Having covered this issue for the past three years or more, I honestly couldn’t tell you where the Greens as a party, or as individual MPs, stand. Caught between the largely fictional hugfest of “sharing” and the rampant commercialism of multi-unit whole-home sub-tenancies in apartment blocks, they hardly seem fired up about the issue.
If you dig deeply enough into the NSW Greens website, you’ll find a commitment to restricting the use of residential dwellings for “visitor accommodation in tourism localities” while “monitoring and implementing compliance actions in relation to residential dwellings used for tourism purposes.”
It’s hardly a cry to person the barricades, either for or against short-term holiday lets, and in both Balmain and Ballina the Greens could be wrong-footed by aggressive campaigns by major party candidates.

INFLATED

Those two constituencies are both prime examples of the two very different kinds of areas that are affected by holiday lets.
Ballina includes Byron Bay which has long been the touchstone for holiday letting opponents, given that locals were being forced out of town by massively inflated holiday rents long before Airbnb was even dreamed up.
Online booking and the growth of support industries have merely made it easier for ordinary home owners and tenants to become holiday landlords.
Balmain is trickier. Trendy and Lefty, it may well be, but even its sandal-wearing, brown rice chomping residents can get just as irritated by a stream of drunken yahoos moving in and out of the houses or apartments next door.
The above list of constituencies that might see holiday lets emerge as an election issue is restricted to seats where the margin is less than 5% and where tourism is a factor – both positive and negative. The Entrance and Gosford are clearly in the frame on both counts.
Add to that the possibility that the people benefitting from tourism may not live in the constituency and those suffering disruption, reduced housing availability and inflated rent increases obviously do, and you can see where the battle lines could be drawn.
And then there’s the internet where Airbnb exists and thrives in a way that most politicians don’t. Its customer base is its constituency, easily contactable at the click of a computer key and they tend to be committed and loyal.
The Astroturf (fake grassroots) campaign that saw 5000 virtually identical submissions sent to the NSW government, objecting to proposed restrictions on online holiday letting in residential homes, was an impressive flexing of their digital muscle.
The fact that so many MPs took it and other Airbnb campaigns seriously is a reflection on the calibre of elected representatives that we have in this state.
Alex Greenwich gets it, though.
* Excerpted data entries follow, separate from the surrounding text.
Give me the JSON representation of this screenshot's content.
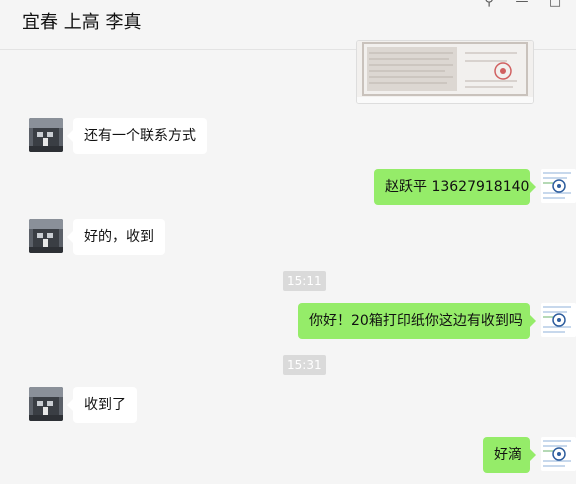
{
  "window": {
    "title": "宜春 上高 李真",
    "pin_glyph": "⚲",
    "minimize_glyph": "—",
    "maximize_glyph": "□"
  },
  "messages": [
    {
      "type": "image",
      "direction": "out",
      "description": "certificate-image"
    },
    {
      "type": "text",
      "direction": "in",
      "text": "还有一个联系方式"
    },
    {
      "type": "text",
      "direction": "out",
      "text": "赵跃平 13627918140"
    },
    {
      "type": "text",
      "direction": "in",
      "text": "好的，收到"
    },
    {
      "type": "time",
      "text": "15:11"
    },
    {
      "type": "text",
      "direction": "out",
      "text": "你好！20箱打印纸你这边有收到吗"
    },
    {
      "type": "time",
      "text": "15:31"
    },
    {
      "type": "text",
      "direction": "in",
      "text": "收到了"
    },
    {
      "type": "text",
      "direction": "out",
      "text": "好滴"
    }
  ],
  "colors": {
    "background": "#f5f5f5",
    "bubble_in": "#ffffff",
    "bubble_out": "#95ec69",
    "timestamp_bg": "#dadada"
  }
}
He is relatively safe in his seat – Airbnb campaign or not – but his predecessor and erstwhile mentor, Sydney Mayor Clover Moore, was relatively slow to take up cudgels on behalf of apartment resident who don’t want their blocks turned into holiday hotels.
Even now, her officers tend to drag the chain when it comes to prosecuting clear and blatant breaches of the council’s own planning regulations forbidding lets of less than 30 days in residential buildings.
Their excuse – like other local councils in NSW –  is that they are waiting for the new STHL laws to fully come in, when responsibility for pursuing for these planning breaches will be passed to strata committees and the Tribunal (NCAT).
But that’s assuming that the laws remain in place after the state election. And if Airbnb lets become a significant issue in swing seats, that is hardly guaranteed.